Pour accompagner cette montée en puissance, de nouveaux types de mémoire spécialisées et de plus en plus performantes ont été développées, avec en premier lieu la SGRAM (Synchronous Graphics RAM). Dérivée de la SDRAM, elle n’est plus « dual ported », contrairement à la VRAM, mais offre tout de même la possibilité d’accéder à deux pages simultanément, pour que le RAMDAC (ou désormais les puces gérant les sorties numériques des cartes) et le CPU ou le GPU puissent toujours accéder à la mémoire en parallèle.
La SGRAM propose également de nouveaux modes d’accès spécialisés dans les traitements graphiques :
– l’écriture par bloc, qui permet de remplir toute une zone mémoire avec une même valeur (remplissage d’une zone d’affichage avec une couleur unie)
– le bit masking, qui permet de ne modifier qu’une partie des données lors de l’écriture (par exemple, pour modifier uniquement la composante rouge des pixels sans toucher aux composantes verte et bleue)
Comme la SDRAM, la SGRAM a ensuite évolué avec des technologies DDR, pour augmenter la bande passante. Ces mémoires SGRAM DDR sont baptisées GDDR et ont connu plusieurs évolutions, calquées sur celles de la DDR SDRAM : la GDDR utilise les principes de la DDR, la GDDR2 reprends une partie des améliorations de la DDR2, la GDDR3 est basée sur la DDR2 et les GDDR4 et GDDR5 sont basées sur la DDR3. Par rapport à leurs homologues SDRAM, les SGRAM sont généralement plus coûteuses, mais optimisées pour pouvoir monter plus haut en fréquence, pour satisfaire les besoins en bande passante des GPU.
Les mémoires SGRAM étant plus coûteuses que leurs homologues SDRAM, les cartes graphiques n’utilisent toutefois pas toutes de la mémoire spécialisée. On trouve ainsi aujourd’hui des cartes graphiques d’entrée de gamme utilisant de la DDR3 SDRAM, tandis que la Voodoo² utilisée ci-dessus en illustration utilisait de la mémoire EDO DRAM, un type de mémoire qui était utilisée comme RAM centrale avant l’avènement de la SDRAM et qui a équipé de nombreuses cartes graphiques pour palier au coût de la VRAM.

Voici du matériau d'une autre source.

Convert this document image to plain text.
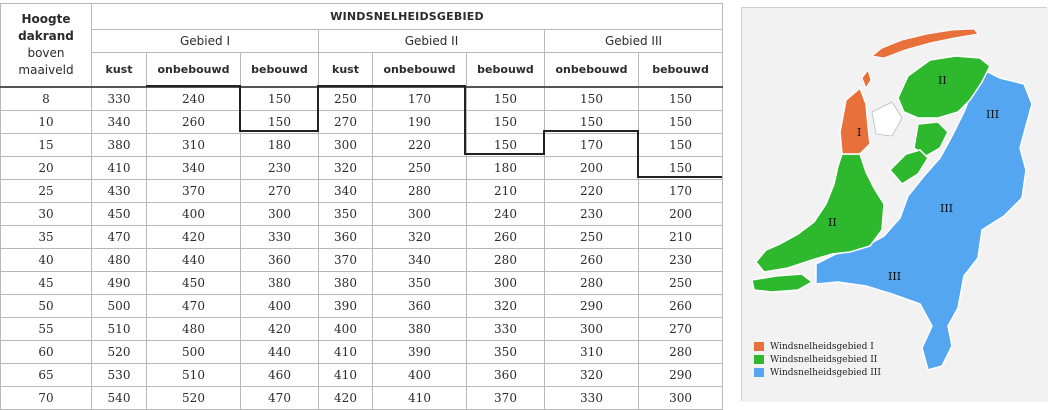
Hoogte
dakrand
boven
maaiveld	WINDSNELHEIDSGEBIED							
	Gebied I			Gebied II			Gebied III	
	kust	onbebouwd	bebouwd	kust	onbebouwd	bebouwd	onbebouwd	bebouwd
8	330	240	150	250	170	150	150	150
10	340	260	150	270	190	150	150	150
15	380	310	180	300	220	150	170	150
20	410	340	230	320	250	180	200	150
25	430	370	270	340	280	210	220	170
30	450	400	300	350	300	240	230	200
35	470	420	330	360	320	260	250	210
40	480	440	360	370	340	280	260	230
45	490	450	380	380	350	300	280	250
50	500	470	400	390	360	320	290	260
55	510	480	420	400	380	330	300	270
60	520	500	440	410	390	350	310	280
65	530	510	460	410	400	360	320	290
70	540	520	470	420	410	370	330	300
I
II
II
III
III
III
Windsnelheidsgebied I
Windsnelheidsgebied II
Windsnelheidsgebied III
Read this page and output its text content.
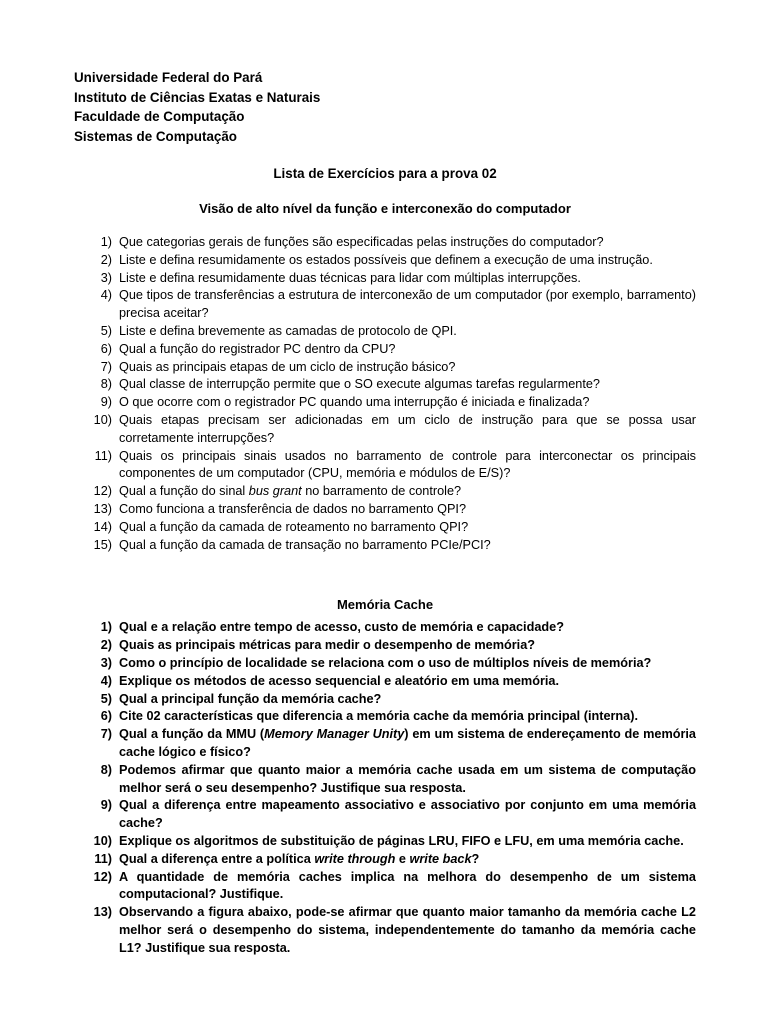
Universidade Federal do Pará
Instituto de Ciências Exatas e Naturais
Faculdade de Computação
Sistemas de Computação
Lista de Exercícios para a prova 02
Visão de alto nível da função e interconexão do computador
1) Que categorias gerais de funções são especificadas pelas instruções do computador?
2) Liste e defina resumidamente os estados possíveis que definem a execução de uma instrução.
3) Liste e defina resumidamente duas técnicas para lidar com múltiplas interrupções.
4) Que tipos de transferências a estrutura de interconexão de um computador (por exemplo, barramento) precisa aceitar?
5) Liste e defina brevemente as camadas de protocolo de QPI.
6) Qual a função do registrador PC dentro da CPU?
7) Quais as principais etapas de um ciclo de instrução básico?
8) Qual classe de interrupção permite que o SO execute algumas tarefas regularmente?
9) O que ocorre com o registrador PC quando uma interrupção é iniciada e finalizada?
10) Quais etapas precisam ser adicionadas em um ciclo de instrução para que se possa usar corretamente interrupções?
11) Quais os principais sinais usados no barramento de controle para interconectar os principais componentes de um computador (CPU, memória e módulos de E/S)?
12) Qual a função do sinal bus grant no barramento de controle?
13) Como funciona a transferência de dados no barramento QPI?
14) Qual a função da camada de roteamento no barramento QPI?
15) Qual a função da camada de transação no barramento PCIe/PCI?
Memória Cache
1) Qual e a relação entre tempo de acesso, custo de memória e capacidade?
2) Quais as principais métricas para medir o desempenho de memória?
3) Como o princípio de localidade se relaciona com o uso de múltiplos níveis de memória?
4) Explique os métodos de acesso sequencial e aleatório em uma memória.
5) Qual a principal função da memória cache?
6) Cite 02 características que diferencia a memória cache da memória principal (interna).
7) Qual a função da MMU (Memory Manager Unity) em um sistema de endereçamento de memória cache lógico e físico?
8) Podemos afirmar que quanto maior a memória cache usada em um sistema de computação melhor será o seu desempenho? Justifique sua resposta.
9) Qual a diferença entre mapeamento associativo e associativo por conjunto em uma memória cache?
10) Explique os algoritmos de substituição de páginas LRU, FIFO e LFU, em uma memória cache.
11) Qual a diferença entre a política write through e write back?
12) A quantidade de memória caches implica na melhora do desempenho de um sistema computacional? Justifique.
13) Observando a figura abaixo, pode-se afirmar que quanto maior tamanho da memória cache L2 melhor será o desempenho do sistema, independentemente do tamanho da memória cache L1? Justifique sua resposta.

L’impact sur les performances
Alors que du côté de la RAM centrale, les écarts de performances liés aux spécifications de la RAM restent relativement modestes, la grande gourmandise des GPU rend les spécifications de la mémoire particulièrement cruciales : un GPU ne pourra pas exprimer son potentiel s’il n’est pas couplé avec de la mémoire à la hauteur de ses performances.

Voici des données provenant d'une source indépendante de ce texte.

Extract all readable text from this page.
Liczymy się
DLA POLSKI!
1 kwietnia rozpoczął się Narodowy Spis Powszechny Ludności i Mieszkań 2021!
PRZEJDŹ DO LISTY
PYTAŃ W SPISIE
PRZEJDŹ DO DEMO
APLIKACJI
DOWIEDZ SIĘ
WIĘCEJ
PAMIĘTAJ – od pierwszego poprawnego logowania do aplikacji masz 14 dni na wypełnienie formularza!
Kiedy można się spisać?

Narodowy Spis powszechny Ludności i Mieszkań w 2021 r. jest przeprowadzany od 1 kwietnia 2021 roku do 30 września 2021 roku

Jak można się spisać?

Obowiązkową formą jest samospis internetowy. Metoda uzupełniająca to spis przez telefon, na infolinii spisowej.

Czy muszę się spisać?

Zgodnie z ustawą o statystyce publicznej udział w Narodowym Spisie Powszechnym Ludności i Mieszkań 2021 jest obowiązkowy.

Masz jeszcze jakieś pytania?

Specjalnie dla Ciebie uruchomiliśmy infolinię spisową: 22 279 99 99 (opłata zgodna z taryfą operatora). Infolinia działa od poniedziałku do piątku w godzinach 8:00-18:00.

C’est d’autant plus vrai sur les cartes d’entrée de gamme, où il faut faire particulièrement attention à cette variable : alors qu’un GPU haut de gamme est généralement toujours livré avec de la mémoire rapide de dernière génération, les cartes d’entrée de gamme sont souvent déclinées en plusieurs variantes, utilisant diverses spécifications de mémoire. Un GPU aux performances correctes lorsqu’il est couplé à de la GDDR5 peut ainsi se transformer en limace une fois couplé à de la DDR3…

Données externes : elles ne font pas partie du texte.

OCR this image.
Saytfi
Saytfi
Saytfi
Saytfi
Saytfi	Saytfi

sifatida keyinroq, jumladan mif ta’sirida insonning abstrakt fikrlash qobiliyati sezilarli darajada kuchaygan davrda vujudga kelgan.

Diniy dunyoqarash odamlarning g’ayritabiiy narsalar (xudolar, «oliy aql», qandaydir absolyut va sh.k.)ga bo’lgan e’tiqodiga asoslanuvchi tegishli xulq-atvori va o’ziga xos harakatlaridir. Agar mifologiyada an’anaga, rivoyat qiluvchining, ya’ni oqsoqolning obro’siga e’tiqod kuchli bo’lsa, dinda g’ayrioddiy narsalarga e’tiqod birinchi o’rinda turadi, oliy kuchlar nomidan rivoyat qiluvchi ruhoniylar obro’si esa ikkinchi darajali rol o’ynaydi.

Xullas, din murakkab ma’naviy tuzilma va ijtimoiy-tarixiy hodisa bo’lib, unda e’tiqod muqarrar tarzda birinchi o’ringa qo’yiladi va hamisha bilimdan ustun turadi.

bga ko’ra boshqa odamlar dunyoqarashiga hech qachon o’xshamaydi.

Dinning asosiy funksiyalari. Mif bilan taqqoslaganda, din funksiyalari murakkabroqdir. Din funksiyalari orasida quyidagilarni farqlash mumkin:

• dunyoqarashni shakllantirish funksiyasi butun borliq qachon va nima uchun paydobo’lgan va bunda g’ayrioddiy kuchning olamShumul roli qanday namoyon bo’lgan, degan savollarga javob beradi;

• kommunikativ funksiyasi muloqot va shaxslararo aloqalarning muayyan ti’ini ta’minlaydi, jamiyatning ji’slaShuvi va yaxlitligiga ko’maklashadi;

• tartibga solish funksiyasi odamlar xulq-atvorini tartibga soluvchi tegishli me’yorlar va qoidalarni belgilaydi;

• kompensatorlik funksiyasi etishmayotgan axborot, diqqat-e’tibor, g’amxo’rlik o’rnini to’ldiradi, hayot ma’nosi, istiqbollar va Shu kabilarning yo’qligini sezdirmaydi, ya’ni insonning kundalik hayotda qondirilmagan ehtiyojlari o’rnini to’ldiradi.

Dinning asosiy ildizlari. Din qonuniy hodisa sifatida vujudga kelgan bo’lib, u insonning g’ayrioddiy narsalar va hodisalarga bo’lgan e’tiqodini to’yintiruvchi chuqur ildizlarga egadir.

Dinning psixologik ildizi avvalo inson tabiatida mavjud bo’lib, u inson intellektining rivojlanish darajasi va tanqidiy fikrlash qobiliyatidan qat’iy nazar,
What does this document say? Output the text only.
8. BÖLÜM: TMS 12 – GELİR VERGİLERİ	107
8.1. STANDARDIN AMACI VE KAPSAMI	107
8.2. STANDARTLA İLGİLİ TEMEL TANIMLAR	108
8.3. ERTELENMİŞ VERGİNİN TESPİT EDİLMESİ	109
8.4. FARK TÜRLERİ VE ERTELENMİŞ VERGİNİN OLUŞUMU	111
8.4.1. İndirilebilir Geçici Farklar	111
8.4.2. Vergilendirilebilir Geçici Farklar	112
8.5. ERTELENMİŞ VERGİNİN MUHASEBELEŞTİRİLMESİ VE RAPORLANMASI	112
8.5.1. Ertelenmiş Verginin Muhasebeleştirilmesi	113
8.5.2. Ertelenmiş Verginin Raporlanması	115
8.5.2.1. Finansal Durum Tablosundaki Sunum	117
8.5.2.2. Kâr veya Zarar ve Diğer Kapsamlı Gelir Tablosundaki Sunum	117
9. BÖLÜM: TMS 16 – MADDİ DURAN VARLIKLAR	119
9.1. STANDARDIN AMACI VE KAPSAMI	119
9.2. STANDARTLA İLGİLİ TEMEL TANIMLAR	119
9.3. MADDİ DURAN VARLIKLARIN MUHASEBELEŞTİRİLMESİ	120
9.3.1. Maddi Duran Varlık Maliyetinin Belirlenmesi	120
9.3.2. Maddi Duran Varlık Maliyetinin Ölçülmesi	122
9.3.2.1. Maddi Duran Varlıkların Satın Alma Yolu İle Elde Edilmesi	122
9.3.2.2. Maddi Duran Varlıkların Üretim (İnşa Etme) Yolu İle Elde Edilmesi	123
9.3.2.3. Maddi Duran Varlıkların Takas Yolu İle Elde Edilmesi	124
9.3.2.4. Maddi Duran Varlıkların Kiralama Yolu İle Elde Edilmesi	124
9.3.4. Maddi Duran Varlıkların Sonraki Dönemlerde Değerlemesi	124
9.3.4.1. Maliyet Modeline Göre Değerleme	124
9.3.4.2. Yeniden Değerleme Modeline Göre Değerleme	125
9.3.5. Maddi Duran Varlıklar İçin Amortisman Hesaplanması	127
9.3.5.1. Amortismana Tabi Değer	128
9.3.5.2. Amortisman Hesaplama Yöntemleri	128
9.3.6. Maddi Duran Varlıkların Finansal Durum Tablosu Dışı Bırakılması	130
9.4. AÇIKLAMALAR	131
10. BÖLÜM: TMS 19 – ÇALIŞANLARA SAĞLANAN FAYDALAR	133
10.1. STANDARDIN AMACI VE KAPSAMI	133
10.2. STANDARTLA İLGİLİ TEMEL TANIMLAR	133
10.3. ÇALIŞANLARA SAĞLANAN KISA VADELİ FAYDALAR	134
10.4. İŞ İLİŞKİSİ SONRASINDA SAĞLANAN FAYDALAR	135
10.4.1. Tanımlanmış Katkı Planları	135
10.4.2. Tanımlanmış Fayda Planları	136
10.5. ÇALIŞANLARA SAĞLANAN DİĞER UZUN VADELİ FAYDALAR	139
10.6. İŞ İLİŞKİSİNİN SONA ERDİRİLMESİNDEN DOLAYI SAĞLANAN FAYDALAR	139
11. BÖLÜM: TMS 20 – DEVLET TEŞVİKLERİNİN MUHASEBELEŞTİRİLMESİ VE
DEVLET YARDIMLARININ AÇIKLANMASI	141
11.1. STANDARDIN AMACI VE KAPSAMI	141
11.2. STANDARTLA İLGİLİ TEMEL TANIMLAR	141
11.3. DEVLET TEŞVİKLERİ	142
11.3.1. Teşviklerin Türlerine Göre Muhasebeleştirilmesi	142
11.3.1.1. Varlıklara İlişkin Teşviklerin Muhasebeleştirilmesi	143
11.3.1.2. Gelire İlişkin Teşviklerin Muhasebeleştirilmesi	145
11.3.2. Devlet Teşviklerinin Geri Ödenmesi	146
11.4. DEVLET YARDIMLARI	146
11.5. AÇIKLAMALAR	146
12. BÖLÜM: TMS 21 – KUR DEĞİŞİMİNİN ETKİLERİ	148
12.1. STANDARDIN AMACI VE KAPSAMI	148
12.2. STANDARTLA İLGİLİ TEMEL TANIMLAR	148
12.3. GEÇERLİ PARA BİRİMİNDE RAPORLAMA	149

Outre la technologie employée, les performances de la mémoire dépendent de deux facteurs : la fréquence, comme pour la RAM centrale, mais aussi la largeur du bus, qui peut fortement varier d’un modèle à l’autre (de 64 à 512 bits sur les cartes actuellement disponibles, de quoi faire varier les performances en bande passante d’un facteur 8 pour une même fréquence de fonctionnement).
Dans les jeux, la quantité de mémoire a par contre relativement peu d’impact sur les performances au-delà de 2 Go, voir même de seulement 1 Go. Les textures des jeux sont en effet généralement moins volumineuses, d’autant plus que seules les textures nécessaires au calcul de la scène sont chargées dans la RAM vidéo. Une carte dotée de 2 Go aura donc rarement à passer par le goulet d’étranglement du PCI-Express pour aller chercher des textures en RAM centrale… sauf dans quelques cas extrêmes.
L’utilisation de définitions élevées augmente en effet la quantité de mémoire nécessaire, pour le framebuffer évidemment, mais aussi pour le stockage de textures plus fines. Ajoutez à ça un anti-aliasing poussé à son maximum, qui peut augmenter fortement le nombre de pixels calculés (certaines portions de la scène sont calculées à une définition plus élevée, avant d’être réduite à la définition d’affichage), et les performances en prendront un coup en cas de manque de mémoire (si le logiciel ne refuse pas carrément l’activation de certaines options), mais seuls les adeptes des définitions supérieures au Full HD (UHD, multi-écrans, etc.) et de jeux très riches en textures auront éventuellement à se soucier de cette question, et encore, puisque les cartes capables de fonctionner dans ces conditions sont d’habitude généreusement dotées en mémoire.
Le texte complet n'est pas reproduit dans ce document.